Let me revert about the comments...  He hasnt made any positive comments...I have been struggling with depression and anxiety lately, probably due to the tension that we have in our relationship.  And Ive been taking a med (changed now) that made me gain about 5 pounds and bloat some... He made a comment about my having gained some weight, and not in a good way.
HilaryH8103
on 1/30/13 2:28 pm - WA
That's very rude of him!! Sounds like he's feeling jealous, insecure & hostile with his words. I get it. Imagine if we were in our husbands shoes. Your husband is probably paranoid everyday that you're going to leave him because you're a new you, a better, healthier, more attractive version of the old you. I completely understand where you're coming from. We as women need our husbands to tell us we're beautiful & at least try to make us feel good not because they have to but because they want to & also because they love us just that much...
Do you compliment him at all? I know you said you're feeling less attracted to him but it does go both ways.
Did he used to compliment you before WLS?
Do you feel like you flaunt the fact that you're more attractive now & since other men notice that he better start noticing now too?
I'm only asking all of these questions to get a better understanding of you & who you are & a better understanding of your husband too.
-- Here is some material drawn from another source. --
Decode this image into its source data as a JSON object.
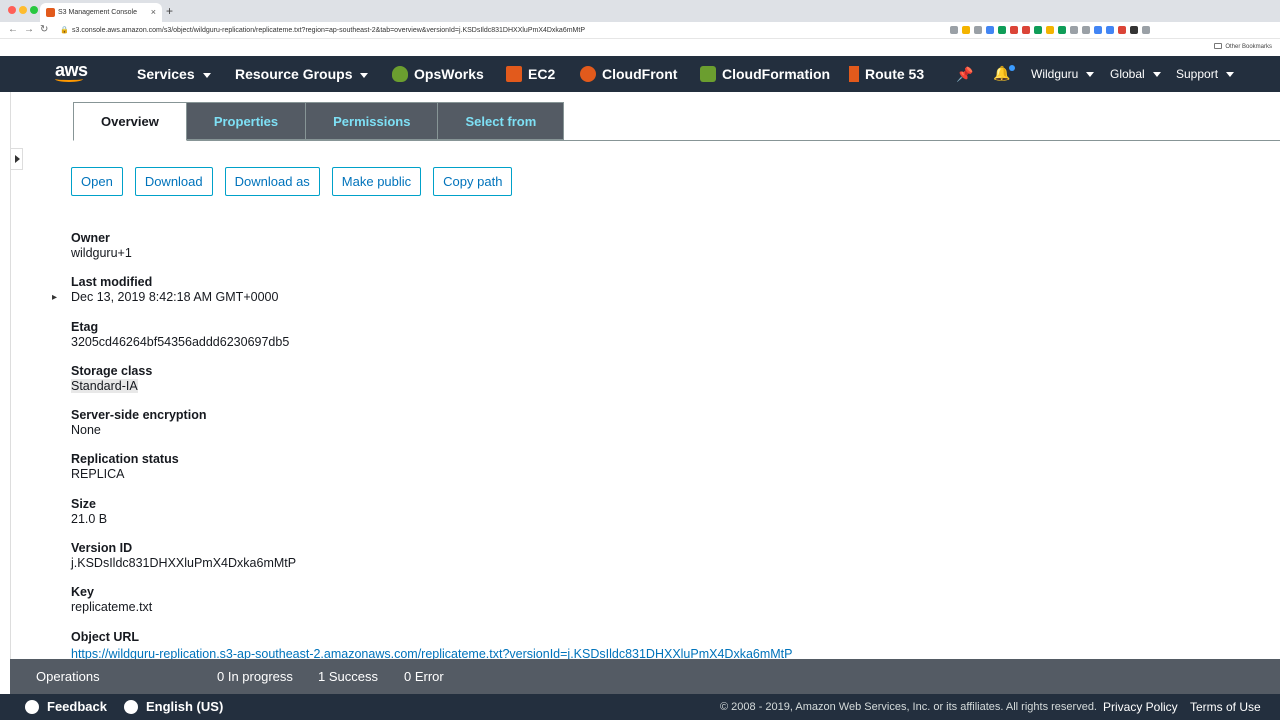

It's a hard situation that you're in because you do look & feel better & you want to go out more & live your life, have some excitement for once, have people notice you because they hadn't for awhile & then you come home to this bump on a log with his 6 pack who doesn't say anything flattering to you & he could give 2 craps about the way he looks. Are you stuck with this forever? You want to live now & I mean live it up.
I get it 110%, I really do.
Do you think he may be depressed? Do you guys tell eachother how you're feeling?
I know this is such a quick & simple answer but counseling may help, if you want your marriage to last it may be just what you both need & exactly what he needs. It sounds a little bit like you already know what you want to do though. You want to live your life & live it to the fullest with no one holding you back, especially not someone who doesn't even make you feel good anymore. Right???